For one thing, I know loop unrolling has very different purposes in the two camps. In addition, ‘block size’ may be the same words used as different phrases. (ie, the “block size” in a matrix-mul algorithm vs the “size of a block” in CUDA.)
Thanks for pointing this out. Sorry the words may be a little vague. By “block size” I mean the size of block in CUDA. By loop unrolling, I mean duplicate the loop body for several times to reduce the condition check.
Thing is, on a CPU loop unrolling does more than reducing condition checks. It lets superscalar architectures better reorder instructions to hide their latency and also suffer fewer mispredictions. (Which doesn’t apply to a GPU.) On a GPU, loop unrolling has a very different, and even more critical role. It allows, in certain cases, for arrays to be placed into registers, which gives the fastest performance. For this to work the loop has to be unrolled completely. Any different amount ruins the optimization.
Regarding block size: that has leeway for some kernels, but usually a kernel’s author knows exactly what block size is optimal and there’s no point second-guesing. This is determined by resource utilization, meaning shared memory and register count. This choice may be re-evaluateable when new architectures come out which have different resources (particularly shared memory size). This, btw, is the real point behind ATLAS-like automatic block size tuning. It gets past different processors having very different cache sizes and heirarchies. Yet all CUDA GPUs that have been released are very similar, and have identical shared memory and other characteristics (although the number of registers did change). There’s no reason, yet, for an automatic approach to tuning.

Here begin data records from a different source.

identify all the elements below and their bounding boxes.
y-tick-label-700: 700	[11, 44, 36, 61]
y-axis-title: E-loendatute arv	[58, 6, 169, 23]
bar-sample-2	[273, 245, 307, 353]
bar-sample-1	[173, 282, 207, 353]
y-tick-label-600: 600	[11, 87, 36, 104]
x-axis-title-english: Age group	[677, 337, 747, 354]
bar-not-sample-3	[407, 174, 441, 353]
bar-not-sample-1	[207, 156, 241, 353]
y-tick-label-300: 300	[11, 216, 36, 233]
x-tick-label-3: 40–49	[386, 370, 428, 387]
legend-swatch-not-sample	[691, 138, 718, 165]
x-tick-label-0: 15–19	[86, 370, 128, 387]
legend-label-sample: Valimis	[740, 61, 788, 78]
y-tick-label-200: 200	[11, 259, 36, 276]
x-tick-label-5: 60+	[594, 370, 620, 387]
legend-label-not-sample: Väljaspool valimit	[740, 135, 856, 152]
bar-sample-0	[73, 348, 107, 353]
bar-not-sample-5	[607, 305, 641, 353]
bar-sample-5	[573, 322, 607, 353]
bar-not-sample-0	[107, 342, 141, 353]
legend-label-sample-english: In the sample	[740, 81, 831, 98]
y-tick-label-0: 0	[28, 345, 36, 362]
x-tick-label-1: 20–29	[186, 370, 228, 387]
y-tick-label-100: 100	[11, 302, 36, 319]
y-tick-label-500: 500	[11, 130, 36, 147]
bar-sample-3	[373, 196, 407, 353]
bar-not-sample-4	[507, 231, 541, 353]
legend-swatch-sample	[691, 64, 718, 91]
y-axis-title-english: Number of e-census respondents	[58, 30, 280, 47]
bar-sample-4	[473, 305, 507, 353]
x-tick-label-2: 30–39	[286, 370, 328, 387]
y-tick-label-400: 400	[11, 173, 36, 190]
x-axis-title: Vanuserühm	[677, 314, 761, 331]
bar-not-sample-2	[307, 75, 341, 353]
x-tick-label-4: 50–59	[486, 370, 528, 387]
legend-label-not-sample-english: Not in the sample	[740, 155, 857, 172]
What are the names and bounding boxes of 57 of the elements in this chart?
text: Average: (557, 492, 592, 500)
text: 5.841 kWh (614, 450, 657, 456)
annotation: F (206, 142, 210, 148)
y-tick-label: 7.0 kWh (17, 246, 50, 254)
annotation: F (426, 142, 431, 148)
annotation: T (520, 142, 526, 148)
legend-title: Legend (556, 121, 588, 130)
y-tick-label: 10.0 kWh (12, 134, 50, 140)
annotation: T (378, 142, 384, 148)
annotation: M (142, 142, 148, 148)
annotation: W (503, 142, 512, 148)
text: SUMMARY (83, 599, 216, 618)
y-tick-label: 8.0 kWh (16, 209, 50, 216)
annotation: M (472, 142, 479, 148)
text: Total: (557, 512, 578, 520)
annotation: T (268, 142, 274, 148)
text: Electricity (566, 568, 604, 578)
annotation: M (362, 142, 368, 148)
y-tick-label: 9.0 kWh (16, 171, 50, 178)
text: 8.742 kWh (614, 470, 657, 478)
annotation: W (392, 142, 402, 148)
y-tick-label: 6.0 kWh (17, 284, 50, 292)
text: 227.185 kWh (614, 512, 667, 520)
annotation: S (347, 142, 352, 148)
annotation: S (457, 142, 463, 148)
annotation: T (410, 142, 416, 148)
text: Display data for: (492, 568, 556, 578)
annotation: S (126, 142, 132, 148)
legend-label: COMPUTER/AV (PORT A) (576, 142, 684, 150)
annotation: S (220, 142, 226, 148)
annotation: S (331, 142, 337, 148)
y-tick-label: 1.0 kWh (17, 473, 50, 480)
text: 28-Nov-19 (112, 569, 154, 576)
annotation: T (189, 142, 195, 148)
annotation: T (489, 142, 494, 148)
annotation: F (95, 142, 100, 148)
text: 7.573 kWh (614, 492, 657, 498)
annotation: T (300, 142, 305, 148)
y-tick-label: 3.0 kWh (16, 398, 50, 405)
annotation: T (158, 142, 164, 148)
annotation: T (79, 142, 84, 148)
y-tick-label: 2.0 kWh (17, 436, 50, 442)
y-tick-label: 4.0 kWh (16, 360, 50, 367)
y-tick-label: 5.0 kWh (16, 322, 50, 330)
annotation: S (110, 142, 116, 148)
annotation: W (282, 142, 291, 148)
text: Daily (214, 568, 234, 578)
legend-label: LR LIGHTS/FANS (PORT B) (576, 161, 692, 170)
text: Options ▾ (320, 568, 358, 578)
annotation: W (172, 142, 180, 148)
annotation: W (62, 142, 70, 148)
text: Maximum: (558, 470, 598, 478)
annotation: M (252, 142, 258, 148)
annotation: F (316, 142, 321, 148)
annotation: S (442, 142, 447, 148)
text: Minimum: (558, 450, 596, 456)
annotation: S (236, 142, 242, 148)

However, the most important thing is, adjusting for more shared mem or registers usually isn’t as simple as just changing the kernel’s block dimensions. (It depends how the kernel is written.) Other things have to be manually done (such as changing blocking factors or moving more variables into regs.) An automatic adjusting strategy is algorithm-specific. Hence what ATLAS does is constrained to its own matrix-multiply code, and if another library wants to do something similar, it has to figure out how to accomplish that for itself.
But, you know, go ahead. Let us know if you find something interesting.